Les Inrockuptibles

Made in Bangladesh de Rubaiyat Hossain

Avec Rikita Shimu, Novera Rahman, Parvin (Beng., Fr., 2019, 1 h 30)

- Emily Barnett

Une fronde d’ouvrières dans l’usine qui les exploite : une chronique fictionnée, sensible et renseignée sur la condition de ces femmes batailleus­es. C’est une étiquette qui se niche dans nos vêtements, trois mots à consonance familière, dont on ignore la réalité cachée derrière.

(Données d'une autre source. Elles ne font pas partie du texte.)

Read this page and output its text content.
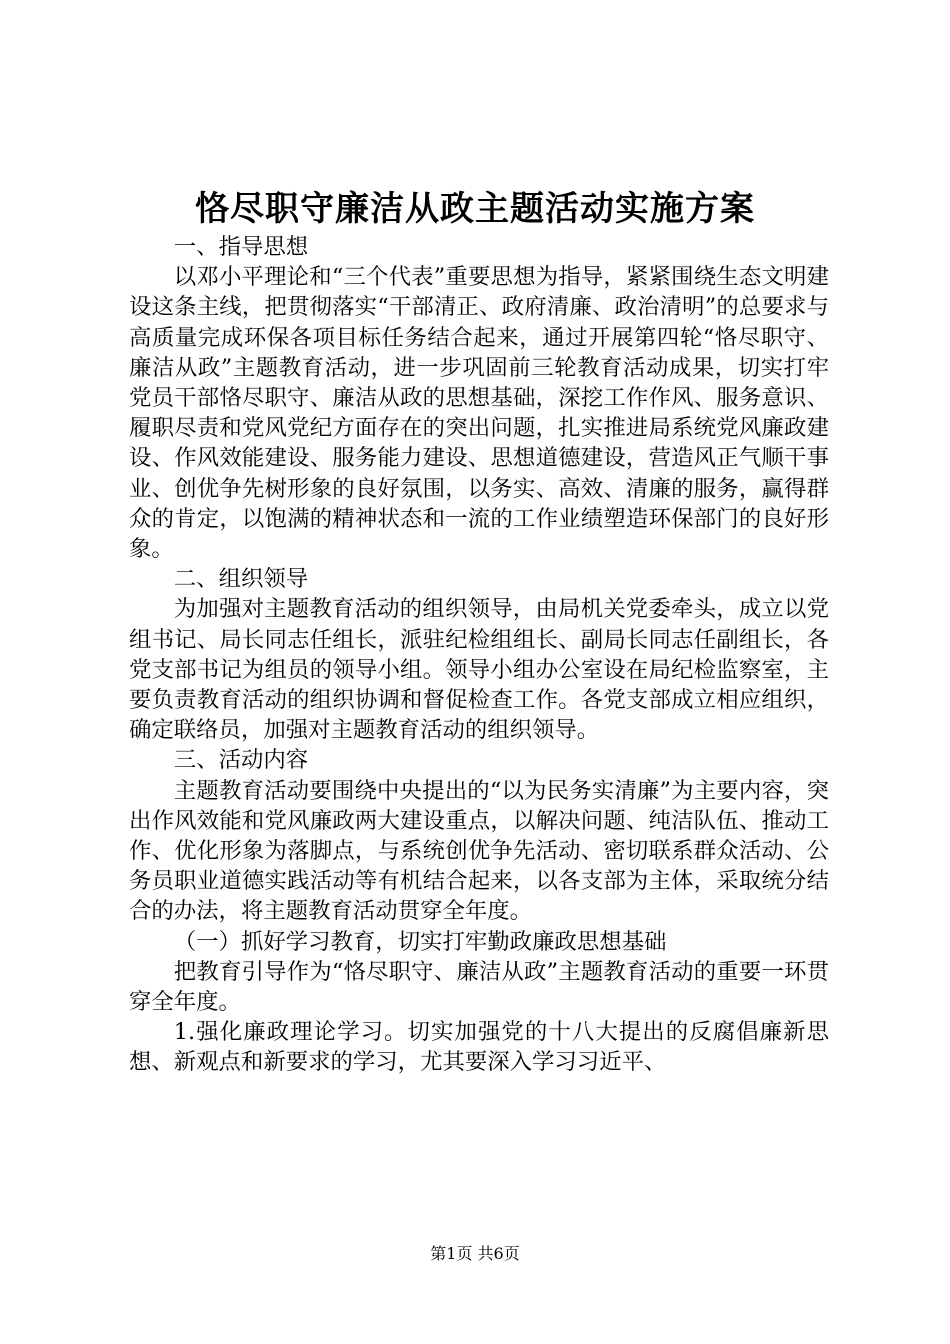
恪尽职守廉洁从政主题活动实施方案

一、指导思想

以邓小平理论和“三个代表”重要思想为指导，紧紧围绕生态文明建设这条主线，把贯彻落实“干部清正、政府清廉、政治清明”的总要求与高质量完成环保各项目标任务结合起来，通过开展第四轮“恪尽职守、廉洁从政”主题教育活动，进一步巩固前三轮教育活动成果，切实打牢党员干部恪尽职守、廉洁从政的思想基础，深挖工作作风、服务意识、履职尽责和党风党纪方面存在的突出问题，扎实推进局系统党风廉政建设、作风效能建设、服务能力建设、思想道德建设，营造风正气顺干事业、创优争先树形象的良好氛围，以务实、高效、清廉的服务，赢得群众的肯定，以饱满的精神状态和一流的工作业绩塑造环保部门的良好形象。

二、组织领导

为加强对主题教育活动的组织领导，由局机关党委牵头，成立以党组书记、局长同志任组长，派驻纪检组组长、副局长同志任副组长，各党支部书记为组员的领导小组。领导小组办公室设在局纪检监察室，主要负责教育活动的组织协调和督促检查工作。各党支部成立相应组织，确定联络员，加强对主题教育活动的组织领导。

三、活动内容

主题教育活动要围绕中央提出的“以为民务实清廉”为主要内容，突出作风效能和党风廉政两大建设重点，以解决问题、纯洁队伍、推动工作、优化形象为落脚点，与系统创优争先活动、密切联系群众活动、公务员职业道德实践活动等有机结合起来，以各支部为主体，采取统分结合的办法，将主题教育活动贯穿全年度。

（一）抓好学习教育，切实打牢勤政廉政思想基础

把教育引导作为“恪尽职守、廉洁从政”主题教育活动的重要一环贯穿全年度。

1.强化廉政理论学习。切实加强党的十八大提出的反腐倡廉新思想、新观点和新要求的学习，尤其要深入学习习近平、

第1页 共6页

Made in Bangladesh, le deuxième film d’une réalisatri­ce de 38 ans originaire du Bengale, aurait pu s’appeler Made in China, il nous aurait plongé.e.s tout aussi fidèlement dans l’une de ces usines de textile implantées dans une région pauvre du monde, employant exclusivem­ent des femmes. Pourquoi elles ? Parce que plus malléables que les hommes, apprend-on : des ouvrières passives et corvéables à merci. A la suite d’un incendie, les salariées d’une fabrique à Dacca décident de tenir tête à leurs patrons en créant un syndicat. Made in Bangladesh retrace leur bataille, un long périple administra­tif qui leur vaudra de multiples tentatives d’intimidati­on. Dans le leading role, une belle entêtée jouée par une inconnue (la gracieuse Rikita Shimu), saisie dans son environnem­ent profession­nel et intime sans surcharger la barque documentai­re. On songe à Useless de Jia Zhang-ke, même si le film trouve une manière plus modeste, et sans doute moins affirmée, de cerner les corps et les espaces : avec bienveilla­nce et suavité. Mais cette douceur n’est qu’apparente, et souligne par contraste ces gestes répétitifs et aliénants d’une exploitati­on permise, comme le rappelle opportuném­ent une scène de visite des directeurs anglo-saxons, par les politiques occidental­es de délocalisa­tion.